Shell and tube cooler, also known as a tube-side cooler, consists of a tube side and a shell side. The liquid flowing inside the tubes is the tube side, while the liquid flowing outside the tubes is the shell side. The wall of the tube bundle serves as the heat transfer surface. When the temperature difference between the tube bundle and the shell exceeds 50°C, appropriate temperature compensation measures are taken to eliminate or reduce thermal stress. They are generally water-cooled and hold a dominant position.

1. Tube-in-tube coolers utilize bare tubes (unfinned) for heat transfer, featuring a high surface heat transfer coefficient and strong anti-pollution capability.

2. The tube of the shell-and-tube cooler is made of copper tube, machined into finned heat exchangers, featuring a compact product size and a large heat exchange area.

3. Spiral flow guide vanes in a tube-type cooler, ensuring the cooled liquid flows in a spiral, continuous, and uniform manner, overcoming the heat exchange efficiency issues caused by baffle plates.

4. Tube-in-tube coolers utilize胀管式封口, overcoming the adverse changes caused by high-temperature welding of materials.

5. The tube-in-tube cooler features excellent structural performance, stable sealing, high heat transfer efficiency, compact structure, and minimal footprint.
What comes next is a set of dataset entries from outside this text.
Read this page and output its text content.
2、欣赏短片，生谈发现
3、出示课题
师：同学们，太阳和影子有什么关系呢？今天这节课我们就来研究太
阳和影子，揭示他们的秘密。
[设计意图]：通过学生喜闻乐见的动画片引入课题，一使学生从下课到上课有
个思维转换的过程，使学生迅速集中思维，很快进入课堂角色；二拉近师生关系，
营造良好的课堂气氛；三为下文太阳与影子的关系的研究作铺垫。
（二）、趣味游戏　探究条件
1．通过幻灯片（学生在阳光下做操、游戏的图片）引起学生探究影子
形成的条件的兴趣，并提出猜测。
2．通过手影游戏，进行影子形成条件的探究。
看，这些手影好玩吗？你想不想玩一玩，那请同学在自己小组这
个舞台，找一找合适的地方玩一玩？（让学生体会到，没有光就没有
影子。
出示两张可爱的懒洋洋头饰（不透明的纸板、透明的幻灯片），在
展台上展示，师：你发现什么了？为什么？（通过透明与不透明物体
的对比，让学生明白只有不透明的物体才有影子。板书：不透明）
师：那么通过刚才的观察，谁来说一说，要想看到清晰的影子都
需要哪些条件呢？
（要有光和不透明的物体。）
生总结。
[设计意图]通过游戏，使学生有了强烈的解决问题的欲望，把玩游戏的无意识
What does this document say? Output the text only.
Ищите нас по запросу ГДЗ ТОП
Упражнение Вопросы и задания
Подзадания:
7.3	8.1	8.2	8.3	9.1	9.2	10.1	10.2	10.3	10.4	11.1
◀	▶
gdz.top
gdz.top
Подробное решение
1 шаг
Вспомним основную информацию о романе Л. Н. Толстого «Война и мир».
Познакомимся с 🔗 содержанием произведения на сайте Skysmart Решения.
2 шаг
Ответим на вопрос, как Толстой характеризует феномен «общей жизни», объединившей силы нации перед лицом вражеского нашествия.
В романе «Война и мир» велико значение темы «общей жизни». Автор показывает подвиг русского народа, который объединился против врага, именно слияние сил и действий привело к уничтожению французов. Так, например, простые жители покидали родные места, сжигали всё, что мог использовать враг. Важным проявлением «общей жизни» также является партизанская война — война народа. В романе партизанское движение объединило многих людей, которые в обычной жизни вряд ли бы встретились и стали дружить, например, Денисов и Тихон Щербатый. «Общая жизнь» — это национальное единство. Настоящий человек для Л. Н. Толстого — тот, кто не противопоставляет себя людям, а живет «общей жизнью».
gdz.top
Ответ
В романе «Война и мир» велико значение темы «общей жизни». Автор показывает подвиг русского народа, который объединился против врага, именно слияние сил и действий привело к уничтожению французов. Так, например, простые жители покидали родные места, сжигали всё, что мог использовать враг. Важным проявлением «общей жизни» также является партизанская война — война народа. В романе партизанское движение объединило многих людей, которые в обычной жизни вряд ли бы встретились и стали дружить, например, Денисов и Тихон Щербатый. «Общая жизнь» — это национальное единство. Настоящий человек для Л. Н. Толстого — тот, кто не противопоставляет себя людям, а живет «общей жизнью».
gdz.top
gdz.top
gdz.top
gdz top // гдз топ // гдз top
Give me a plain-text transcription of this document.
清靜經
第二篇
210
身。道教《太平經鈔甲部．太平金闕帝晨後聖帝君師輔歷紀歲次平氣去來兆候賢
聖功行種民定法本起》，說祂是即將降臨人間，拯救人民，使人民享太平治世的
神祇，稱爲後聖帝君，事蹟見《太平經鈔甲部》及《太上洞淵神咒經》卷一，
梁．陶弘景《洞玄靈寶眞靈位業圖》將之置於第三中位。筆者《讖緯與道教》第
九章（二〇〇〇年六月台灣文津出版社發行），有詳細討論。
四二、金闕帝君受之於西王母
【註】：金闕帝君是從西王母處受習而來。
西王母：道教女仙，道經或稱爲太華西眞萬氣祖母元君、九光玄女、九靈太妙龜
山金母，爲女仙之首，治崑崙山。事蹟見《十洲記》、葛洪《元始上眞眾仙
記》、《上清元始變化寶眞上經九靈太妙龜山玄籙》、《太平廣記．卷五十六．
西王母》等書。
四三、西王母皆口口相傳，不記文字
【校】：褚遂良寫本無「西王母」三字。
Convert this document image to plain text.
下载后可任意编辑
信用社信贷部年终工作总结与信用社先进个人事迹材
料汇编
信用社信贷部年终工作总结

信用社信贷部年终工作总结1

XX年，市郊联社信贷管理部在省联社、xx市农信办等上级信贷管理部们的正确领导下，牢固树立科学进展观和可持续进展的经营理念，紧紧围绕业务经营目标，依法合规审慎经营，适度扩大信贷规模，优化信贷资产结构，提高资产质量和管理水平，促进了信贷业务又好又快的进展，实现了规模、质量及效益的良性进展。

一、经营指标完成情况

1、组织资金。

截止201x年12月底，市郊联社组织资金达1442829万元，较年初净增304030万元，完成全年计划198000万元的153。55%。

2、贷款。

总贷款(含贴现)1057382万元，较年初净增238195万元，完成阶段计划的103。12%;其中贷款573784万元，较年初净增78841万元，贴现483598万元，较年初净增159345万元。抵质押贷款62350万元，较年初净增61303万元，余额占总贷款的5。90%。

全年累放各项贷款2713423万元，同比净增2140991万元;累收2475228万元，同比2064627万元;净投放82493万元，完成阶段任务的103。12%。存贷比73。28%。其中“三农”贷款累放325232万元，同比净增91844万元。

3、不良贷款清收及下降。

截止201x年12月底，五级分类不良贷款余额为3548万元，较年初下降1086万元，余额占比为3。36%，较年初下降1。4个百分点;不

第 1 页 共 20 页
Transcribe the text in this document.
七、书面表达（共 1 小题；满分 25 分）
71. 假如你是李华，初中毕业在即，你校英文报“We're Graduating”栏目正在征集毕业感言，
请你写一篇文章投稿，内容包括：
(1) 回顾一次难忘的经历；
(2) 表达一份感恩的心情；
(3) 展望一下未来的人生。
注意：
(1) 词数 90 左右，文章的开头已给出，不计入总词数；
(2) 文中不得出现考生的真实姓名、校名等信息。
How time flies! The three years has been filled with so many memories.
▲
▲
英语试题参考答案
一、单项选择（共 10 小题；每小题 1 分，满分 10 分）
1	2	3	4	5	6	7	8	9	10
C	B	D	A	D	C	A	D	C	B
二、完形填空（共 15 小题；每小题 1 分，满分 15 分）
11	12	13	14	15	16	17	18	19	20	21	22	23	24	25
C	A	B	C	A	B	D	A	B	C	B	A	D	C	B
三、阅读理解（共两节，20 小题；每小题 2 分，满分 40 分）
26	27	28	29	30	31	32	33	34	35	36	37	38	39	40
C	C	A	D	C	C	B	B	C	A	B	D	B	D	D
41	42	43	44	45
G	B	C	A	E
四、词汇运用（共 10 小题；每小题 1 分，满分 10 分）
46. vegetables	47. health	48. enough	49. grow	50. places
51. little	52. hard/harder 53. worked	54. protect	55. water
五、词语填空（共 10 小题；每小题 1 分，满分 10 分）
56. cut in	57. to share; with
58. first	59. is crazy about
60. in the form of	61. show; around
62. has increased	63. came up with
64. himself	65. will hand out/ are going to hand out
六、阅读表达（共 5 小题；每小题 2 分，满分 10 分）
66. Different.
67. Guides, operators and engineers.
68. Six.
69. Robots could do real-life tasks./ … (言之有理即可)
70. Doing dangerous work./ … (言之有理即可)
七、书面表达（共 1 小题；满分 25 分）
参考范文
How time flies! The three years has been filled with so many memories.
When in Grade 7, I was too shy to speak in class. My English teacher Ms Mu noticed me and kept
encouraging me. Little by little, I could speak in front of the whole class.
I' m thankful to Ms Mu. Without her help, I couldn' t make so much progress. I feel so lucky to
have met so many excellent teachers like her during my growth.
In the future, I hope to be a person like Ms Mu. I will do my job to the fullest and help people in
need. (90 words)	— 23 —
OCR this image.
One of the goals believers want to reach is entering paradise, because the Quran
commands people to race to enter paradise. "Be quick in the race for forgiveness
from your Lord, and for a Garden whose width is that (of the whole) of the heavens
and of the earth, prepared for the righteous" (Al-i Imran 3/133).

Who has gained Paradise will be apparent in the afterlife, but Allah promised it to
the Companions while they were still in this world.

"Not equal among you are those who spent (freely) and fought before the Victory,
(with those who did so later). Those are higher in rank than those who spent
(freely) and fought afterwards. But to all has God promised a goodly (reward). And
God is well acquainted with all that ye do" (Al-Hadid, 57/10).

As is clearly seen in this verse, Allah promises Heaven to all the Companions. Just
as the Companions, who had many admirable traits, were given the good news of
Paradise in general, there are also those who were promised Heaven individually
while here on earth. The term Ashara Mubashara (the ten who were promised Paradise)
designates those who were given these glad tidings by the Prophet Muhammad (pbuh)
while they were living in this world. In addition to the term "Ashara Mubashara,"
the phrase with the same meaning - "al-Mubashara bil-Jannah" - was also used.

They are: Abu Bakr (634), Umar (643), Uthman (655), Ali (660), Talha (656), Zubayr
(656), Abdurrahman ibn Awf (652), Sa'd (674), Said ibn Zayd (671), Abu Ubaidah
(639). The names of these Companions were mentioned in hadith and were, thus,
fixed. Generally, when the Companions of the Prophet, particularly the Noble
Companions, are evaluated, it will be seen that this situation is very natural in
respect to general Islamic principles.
Manual Process: After the filter is connected to the pipeline system, water enters the filter through the lower inlet. As impurities in the water pass through the core, they are trapped on the core due to their larger size compared to the core holes. When they accumulate to a certain quantity, a pressure difference is created between the inlet and outlet. (The pressure difference varies with the filter mesh precision diameter, generally 0.15 Mpa.) Manually open the drain valve to start draining. Rotate the handle, either clockwise or counterclockwise, turning one step every 10-30 seconds. The handle should be fixed at each indentation. The water reverses to flush the impurities stuck to the inner wall surface of the core. Continue until a full rotation is completed, then close the drain valve to finish manual draining.

As per the customer's selectionAutomatic Water FilterOptional pressure difference discharge and timed discharge

1. Differential Pressure Sewage Discharge: Once impurities accumulate to a certain amount, utilize the differential pressure signal between the cooling water's inlet and outlet pipes to backflush and discharge. This is achieved by the electrical contact pressure gauge connecting the control signal, which activates the control mechanism to open the electric sewage valve. The electric reducer operates at a speed of 3-6 rotations per minute, reversing the flow of water to wash away impurities adhering to the inner wall surface of the mesh core. The wastewater is then discharged through the sewage pipeline and valve into the cooling water outlet pipe. The cleaning and discharging process takes approximately 5-10 minutes. In cases where large debris occurs and the filter mesh cannot be properly positioned, the electric device should run in the opposite direction to flush out the debris.

2. Users can set the timing of waste discharge if needed.0-99 hoursThe internal cleaning and drainage time is set to 12 hours, typically draining once every 12 hours. The timing can be adjusted according to the water quality of the power plant. The electric reducer is set to reverse at the designated time to open the drainage valve, followed by a reverse flush and drainage process.